この場合、相続によって遺産を得た人が相続税申告期限である10ヶ月以内にふるさと納税をすると、納税した全額が相続税の課税対象から除外されます。
ふるさと納税で相続税を節税する条件
相続税を、ふるさと納税を利用することで節税するにはいくつかクリアすべき要件があります。それらを満たしていない場合はふるさと納税で相続税を節税することが難しくなるので注意が必要です。
・遺言書による寄附ではないこと。
・相続税の申告期限(10ヶ月以内)の間に寄附が完了し、寄付証明書を添付した相続税の申告書を提出すること。

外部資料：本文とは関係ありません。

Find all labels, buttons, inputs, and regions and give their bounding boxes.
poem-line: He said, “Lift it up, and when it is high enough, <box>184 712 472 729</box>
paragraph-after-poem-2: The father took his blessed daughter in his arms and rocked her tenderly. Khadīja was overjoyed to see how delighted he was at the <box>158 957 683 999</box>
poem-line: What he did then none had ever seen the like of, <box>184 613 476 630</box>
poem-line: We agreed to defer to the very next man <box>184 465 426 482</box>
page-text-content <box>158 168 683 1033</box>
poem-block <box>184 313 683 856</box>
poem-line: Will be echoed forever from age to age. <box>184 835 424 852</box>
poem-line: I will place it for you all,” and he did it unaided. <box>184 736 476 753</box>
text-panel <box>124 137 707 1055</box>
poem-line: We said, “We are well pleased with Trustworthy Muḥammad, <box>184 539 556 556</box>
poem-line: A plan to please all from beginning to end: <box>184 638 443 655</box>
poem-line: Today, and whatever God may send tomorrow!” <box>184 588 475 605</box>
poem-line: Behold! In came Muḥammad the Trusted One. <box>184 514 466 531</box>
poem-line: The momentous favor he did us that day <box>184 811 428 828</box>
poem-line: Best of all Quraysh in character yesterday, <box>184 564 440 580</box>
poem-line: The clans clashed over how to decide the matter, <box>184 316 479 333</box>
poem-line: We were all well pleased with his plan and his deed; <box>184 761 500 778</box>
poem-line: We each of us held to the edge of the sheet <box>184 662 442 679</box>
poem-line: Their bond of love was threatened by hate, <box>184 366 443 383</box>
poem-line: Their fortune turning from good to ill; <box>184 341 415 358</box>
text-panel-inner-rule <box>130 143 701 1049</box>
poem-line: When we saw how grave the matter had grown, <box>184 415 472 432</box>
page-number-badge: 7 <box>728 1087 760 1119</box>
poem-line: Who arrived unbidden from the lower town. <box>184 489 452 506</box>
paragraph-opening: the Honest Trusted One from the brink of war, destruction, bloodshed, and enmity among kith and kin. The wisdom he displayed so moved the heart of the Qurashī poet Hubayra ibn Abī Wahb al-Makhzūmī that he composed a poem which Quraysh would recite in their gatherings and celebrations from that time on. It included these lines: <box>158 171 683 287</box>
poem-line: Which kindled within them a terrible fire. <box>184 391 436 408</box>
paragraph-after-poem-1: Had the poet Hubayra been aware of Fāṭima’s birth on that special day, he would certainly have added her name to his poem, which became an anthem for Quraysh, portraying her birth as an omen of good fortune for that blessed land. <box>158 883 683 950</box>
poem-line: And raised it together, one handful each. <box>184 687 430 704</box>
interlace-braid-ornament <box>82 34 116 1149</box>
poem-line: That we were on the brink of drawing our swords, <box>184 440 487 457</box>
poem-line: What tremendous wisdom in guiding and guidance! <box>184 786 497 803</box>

・ふるさと納税をする前に遺産分割協議が完了しており、預金の名義変更なども終わっていること。
・現預金以外の相続財産は、換金せずに寄附すること。
ふるさと納税で相続税を節税する際の注意点
まず、遺言書による寄付の場合は課税されません。そのためふるさと納税ではなく、営利目的の会社などへの寄附でも遺言書によるものであれば相続税が課税されることはありません。
一番注意しなければいけないのは、相続税の申告期限(10ヶ月以内)の間に寄付を終え、その証明書を添えて申告書を提出しておく必要があることではないでしょうか。これを知らなかったり、きちんと期限内に完了できないと、ふるさと納税を利用した相続税の節税ができませんので気をつけましょう。
今回は、ふるさと納税を利用して、相続税を節税する方法をご紹介しました。相続税の支払義務のある方は、ふるさと納税を利用して節税対策をするのも一つの方法です。ふるさと納税で相続税を節税するにはいくつかの要件をクリアする必要があるので、相続税が発生することがわかり次第要件を確認し、要件をクリアできるようでしたら早め早めに行動していく良いでしょう。
また、ふるさと納税をすることで、返礼品を受け取ることができたりと、節税の他にもメリットがあります。節税効果もあり、その地域の返礼品ももらえるお得なふるさと納税は、活用しない手はありませんね。